As brands look for new plant sources that can meet consumers’ various nutritional, environmental and taste demands, the future of non-dairy milk may not be found in a field or on a tree but rather in a lab. Though the company said it has no immediate plans to release a product, in October, plant-based CPG giant Impossible Foods revealed that it had produced a prototype of an “Impossible Milk” with a creamy texture and that doesn’t curdle in hot drinks. A few weeks later, Chilean company NotCo, of which Amazon founder and CEO Jeff Bezos is an investor, launched a line of plant-based milks in Whole Foods stores nationwide. The tech-driven brand created the product by replacing the animal proteins in milk with their most-similar plant-based alternative; the resulting whole and 2% fat milks are made from ingredients including chicory, coconut, peas, and more.
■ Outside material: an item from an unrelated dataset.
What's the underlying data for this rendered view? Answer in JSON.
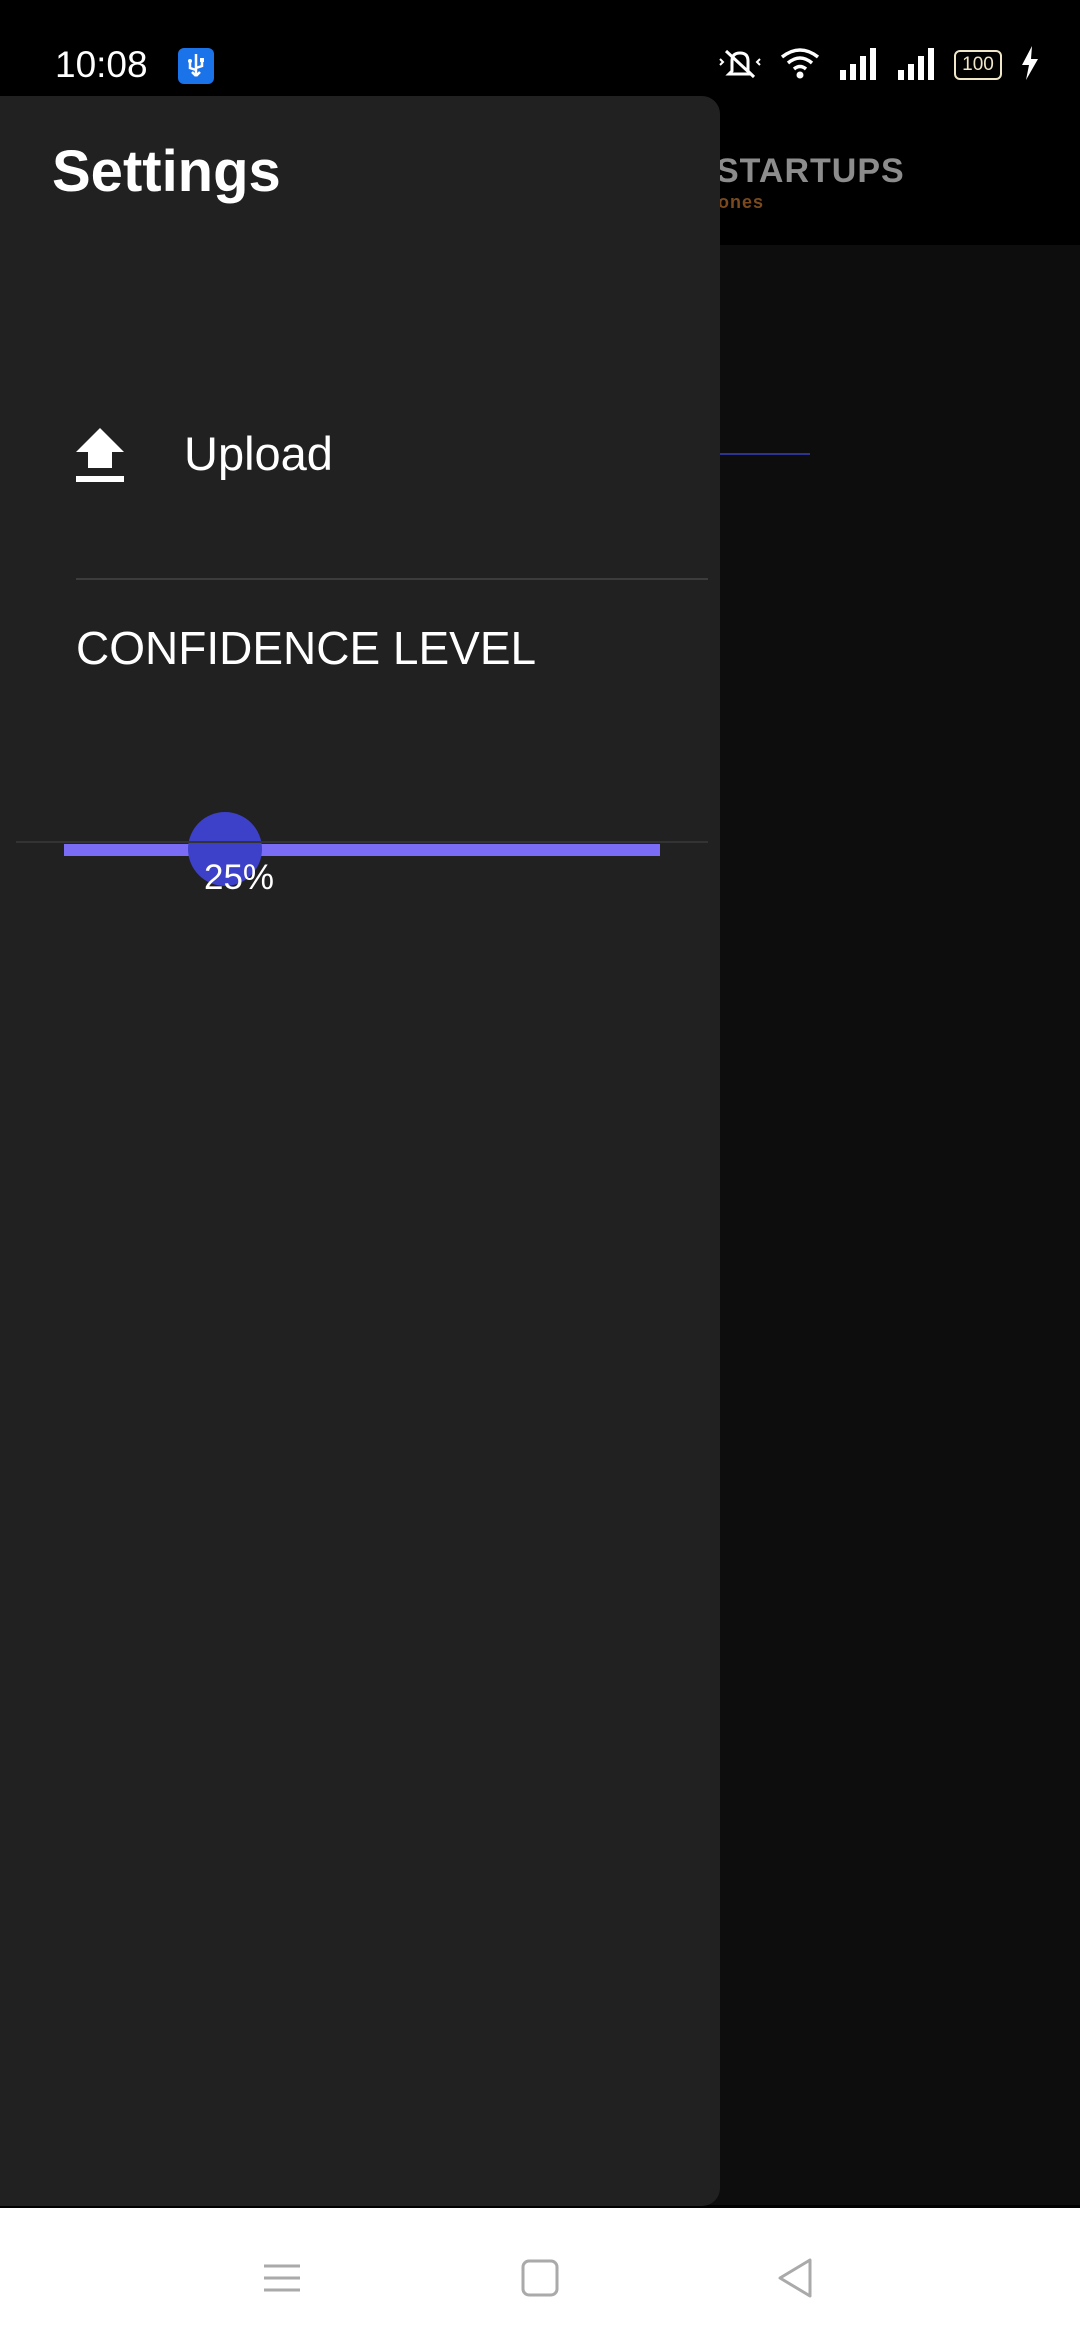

Yet the challenge of scaling a brand around a single ingredient play is one that is yet to be solved, with some notable exceptions in Oatly and pea-based Ripple. As a result, the impetus has been strong even for younger brands to widen their plant-based milk portfolios, with creamers being the most obvious next route. According to an analysis of Nielsen data by the Wall Street Journal, sales of plant-based creamers increased 30% in 2019, outpacing overall creamer growth. The variety of innovative products — from Nutpods’ family of non-dairy creamers to powdered products from Laird Superfood to functional entrants from Super Coffee and Picnik — reflects the ample white space still available in a $1.73 billion global category.
But plant-based milks are also finding another kind of white space by moving into shelf-stable versions, a move that opens up both ambient shelves at retail and e-commerce opportunities. Last month, Texas-based Mooala, which entered the market as a refrigerated banana milk but has since expanded into almond and oat milks, as well as plant-based creamers, introduced its complete line in new shelf-stable cartons.
“During COVID it has been interesting to look at how shelf-stable and refrigerated have switched back and forth,” said Jeff Crumpton, Manager of Retail Products at market research group SPINS, during a recent virtual panel hosted by BevNET. “If you think about people going into stores and making decisions about long-term pantry stocking — you see where shelf-stable milk or creamers really shine. But when you flip outside of that panic buying, normal consumption rates, you see that immediately start to reverse. I think what we’ve learned is that there is a place for both.”